This session, hosted by David Loughlan, covers 4 lightning talks, followed by a Q&A panel discussion. 

How ASOS’s Data Science teams adapted to the new COVID world (Reda Kechouri)
In this lightning talk, Reda Kechouri will tell the story on how ASOS’s data science teams responded to the COVID health crisis back in March/April. Beyond the initial shock, we pivoted quickly to help the business face a very volatile environment and learned key lessons when dealing with uncertainty.

On the forefront of research to keep our customer promise (Betty Schirrmeister)
Royal Mail is producing an immense amount of data on a daily basis and has become a strongly data driven company. As such the company is relying on a strong data science team to support their day to day business, but also develop new innovative solutions to keep up in an increasingly competitive market. Our data science team comprises a diverse mix of academic backgrounds keen to stay up to date with latest research and deliver high quality solutions. Academic engagement has thus far proved repeatedly to support our hypothesis driven ways of working and enabled us to use the latest research more sufficiently. Through various Master, PhD and undergrad projects we are getting an invaluable exchange of ideas between our team and academia. Academic engagement for a successful data science team should not a luxury, but a necessity.

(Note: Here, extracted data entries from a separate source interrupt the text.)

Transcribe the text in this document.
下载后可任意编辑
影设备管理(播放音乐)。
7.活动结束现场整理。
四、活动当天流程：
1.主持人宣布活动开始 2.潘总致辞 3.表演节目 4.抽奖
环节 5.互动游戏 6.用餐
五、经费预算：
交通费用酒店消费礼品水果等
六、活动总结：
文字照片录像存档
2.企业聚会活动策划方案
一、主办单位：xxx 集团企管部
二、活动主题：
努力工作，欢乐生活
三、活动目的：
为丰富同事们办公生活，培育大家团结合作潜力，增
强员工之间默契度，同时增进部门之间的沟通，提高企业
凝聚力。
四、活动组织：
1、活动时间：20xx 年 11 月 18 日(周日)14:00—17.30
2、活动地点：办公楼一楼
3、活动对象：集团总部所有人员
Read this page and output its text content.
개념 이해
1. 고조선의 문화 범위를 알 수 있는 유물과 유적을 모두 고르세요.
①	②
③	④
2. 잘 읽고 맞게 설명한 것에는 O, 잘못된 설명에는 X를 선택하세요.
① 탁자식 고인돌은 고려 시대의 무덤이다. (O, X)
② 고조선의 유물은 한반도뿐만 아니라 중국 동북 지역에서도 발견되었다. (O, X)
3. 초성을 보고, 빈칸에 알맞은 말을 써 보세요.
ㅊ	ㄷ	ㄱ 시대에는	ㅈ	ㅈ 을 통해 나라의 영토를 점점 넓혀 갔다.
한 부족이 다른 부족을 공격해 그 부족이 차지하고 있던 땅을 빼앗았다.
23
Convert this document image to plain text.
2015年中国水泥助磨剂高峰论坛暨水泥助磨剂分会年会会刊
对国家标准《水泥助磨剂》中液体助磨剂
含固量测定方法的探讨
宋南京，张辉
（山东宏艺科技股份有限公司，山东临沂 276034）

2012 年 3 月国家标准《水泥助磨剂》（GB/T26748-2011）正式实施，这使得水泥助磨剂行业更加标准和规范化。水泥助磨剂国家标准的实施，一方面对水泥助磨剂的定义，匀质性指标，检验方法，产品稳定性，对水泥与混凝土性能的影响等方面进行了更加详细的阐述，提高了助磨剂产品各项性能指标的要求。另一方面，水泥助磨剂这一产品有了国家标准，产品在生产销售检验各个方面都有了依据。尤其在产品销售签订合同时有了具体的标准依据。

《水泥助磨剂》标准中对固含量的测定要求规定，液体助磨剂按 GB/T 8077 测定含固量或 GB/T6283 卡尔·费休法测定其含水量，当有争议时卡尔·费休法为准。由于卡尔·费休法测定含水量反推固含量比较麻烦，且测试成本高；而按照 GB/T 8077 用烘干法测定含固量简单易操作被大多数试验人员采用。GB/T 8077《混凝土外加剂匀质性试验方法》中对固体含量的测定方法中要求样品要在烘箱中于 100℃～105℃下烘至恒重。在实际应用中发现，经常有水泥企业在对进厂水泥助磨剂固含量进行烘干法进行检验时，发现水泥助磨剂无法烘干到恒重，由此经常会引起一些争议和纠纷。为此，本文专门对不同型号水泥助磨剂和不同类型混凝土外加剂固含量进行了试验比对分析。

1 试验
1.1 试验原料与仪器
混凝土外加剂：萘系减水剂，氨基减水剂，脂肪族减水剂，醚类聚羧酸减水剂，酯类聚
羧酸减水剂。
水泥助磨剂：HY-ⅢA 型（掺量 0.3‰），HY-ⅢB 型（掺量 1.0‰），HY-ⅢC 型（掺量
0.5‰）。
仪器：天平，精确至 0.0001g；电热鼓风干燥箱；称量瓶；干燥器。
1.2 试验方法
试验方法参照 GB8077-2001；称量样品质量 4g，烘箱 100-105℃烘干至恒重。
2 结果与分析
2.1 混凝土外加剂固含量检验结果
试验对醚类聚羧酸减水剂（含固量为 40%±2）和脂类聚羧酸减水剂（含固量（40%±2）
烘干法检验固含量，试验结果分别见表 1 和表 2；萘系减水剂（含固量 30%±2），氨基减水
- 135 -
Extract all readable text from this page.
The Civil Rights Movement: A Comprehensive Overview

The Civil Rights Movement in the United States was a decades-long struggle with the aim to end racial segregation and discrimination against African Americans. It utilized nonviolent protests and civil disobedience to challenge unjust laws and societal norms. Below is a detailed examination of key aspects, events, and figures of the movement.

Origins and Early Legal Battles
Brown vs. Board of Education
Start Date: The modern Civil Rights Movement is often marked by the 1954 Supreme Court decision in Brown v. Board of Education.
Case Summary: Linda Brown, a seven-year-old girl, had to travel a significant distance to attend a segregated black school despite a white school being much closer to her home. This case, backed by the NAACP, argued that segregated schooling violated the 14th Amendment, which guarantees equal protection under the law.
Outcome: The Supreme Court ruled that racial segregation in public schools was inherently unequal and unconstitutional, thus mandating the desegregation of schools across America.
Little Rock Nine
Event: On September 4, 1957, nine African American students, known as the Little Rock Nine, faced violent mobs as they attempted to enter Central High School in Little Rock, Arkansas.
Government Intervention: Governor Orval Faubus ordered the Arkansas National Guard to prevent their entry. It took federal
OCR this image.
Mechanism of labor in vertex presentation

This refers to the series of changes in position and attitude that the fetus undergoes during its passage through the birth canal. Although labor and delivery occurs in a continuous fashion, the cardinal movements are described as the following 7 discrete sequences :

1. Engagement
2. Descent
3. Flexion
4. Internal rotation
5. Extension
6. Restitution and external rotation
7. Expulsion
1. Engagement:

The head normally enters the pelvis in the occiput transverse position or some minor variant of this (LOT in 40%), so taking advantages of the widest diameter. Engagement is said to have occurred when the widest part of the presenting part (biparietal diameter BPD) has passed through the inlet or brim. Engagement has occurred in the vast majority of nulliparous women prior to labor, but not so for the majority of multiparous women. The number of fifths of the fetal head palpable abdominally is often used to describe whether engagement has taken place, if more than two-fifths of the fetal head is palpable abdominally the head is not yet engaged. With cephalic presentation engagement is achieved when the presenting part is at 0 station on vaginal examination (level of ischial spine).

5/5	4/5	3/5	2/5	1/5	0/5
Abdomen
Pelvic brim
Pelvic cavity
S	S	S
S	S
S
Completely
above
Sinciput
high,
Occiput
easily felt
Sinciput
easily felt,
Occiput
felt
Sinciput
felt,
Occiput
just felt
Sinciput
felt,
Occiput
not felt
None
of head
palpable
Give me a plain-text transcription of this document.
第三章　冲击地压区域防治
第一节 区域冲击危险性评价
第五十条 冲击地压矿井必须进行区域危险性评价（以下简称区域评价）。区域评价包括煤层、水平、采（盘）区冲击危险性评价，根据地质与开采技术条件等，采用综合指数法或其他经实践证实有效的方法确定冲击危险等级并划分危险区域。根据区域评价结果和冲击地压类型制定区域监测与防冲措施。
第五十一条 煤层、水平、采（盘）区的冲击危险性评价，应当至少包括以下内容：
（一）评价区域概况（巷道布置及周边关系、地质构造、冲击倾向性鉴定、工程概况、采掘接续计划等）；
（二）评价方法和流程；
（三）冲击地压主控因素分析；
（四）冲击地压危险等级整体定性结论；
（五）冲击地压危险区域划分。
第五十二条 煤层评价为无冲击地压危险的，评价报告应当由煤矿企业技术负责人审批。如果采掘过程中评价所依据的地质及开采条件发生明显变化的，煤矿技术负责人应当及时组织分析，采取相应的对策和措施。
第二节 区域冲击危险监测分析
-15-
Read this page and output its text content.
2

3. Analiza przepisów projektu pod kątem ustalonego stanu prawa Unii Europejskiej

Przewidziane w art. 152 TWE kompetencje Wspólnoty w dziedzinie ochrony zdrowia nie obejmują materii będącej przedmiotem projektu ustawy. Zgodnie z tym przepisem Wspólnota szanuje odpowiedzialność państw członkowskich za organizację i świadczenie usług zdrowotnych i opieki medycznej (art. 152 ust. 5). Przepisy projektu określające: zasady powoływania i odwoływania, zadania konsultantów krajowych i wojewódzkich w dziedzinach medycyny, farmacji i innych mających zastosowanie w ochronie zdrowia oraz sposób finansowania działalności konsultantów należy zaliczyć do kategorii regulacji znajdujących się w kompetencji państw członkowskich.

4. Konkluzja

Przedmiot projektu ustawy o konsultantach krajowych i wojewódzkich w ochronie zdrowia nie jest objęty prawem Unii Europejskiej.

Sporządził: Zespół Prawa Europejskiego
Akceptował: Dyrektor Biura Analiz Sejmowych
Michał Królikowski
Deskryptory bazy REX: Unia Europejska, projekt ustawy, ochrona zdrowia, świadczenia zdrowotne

The business of research – collaborating to accelerate impact (George MacGinnis)
A successful innovation journey involves setting out what you want to do and being clear about what more you need to know along the way. The answers reach right across academic disciplines – whether that be how to apply cutting edge technology to solve a problem, incorporating ethnographic research and inclusive design to understand what customers want or undertaking complex behavioural and economic impact analysis to understand the real-world value. The Healthy Ageing Challenge illustrates how this can work in practice, from spinning out start ups through to helping large businesses enter new markets.

Working Together to solve the Plastics Paradox (Nick Cliffe)
Plastics are essential to everyday life but the way we use them is unsustainable. An estimated eight million tonnes of plastic waste enter the world’s oceans each year; and discarded plastics contaminate vital ecosystems and threaten the food chains we rely on. Conversely, we depend upon plastic. It keeps our food and medicines safe and easy to transport; it’s in our car tyres and teabags, computers and phones, clothes and shoes. In this talk Nick will describe how UKRI-supported researchers and innovators are working together to build a sustainable plastics system.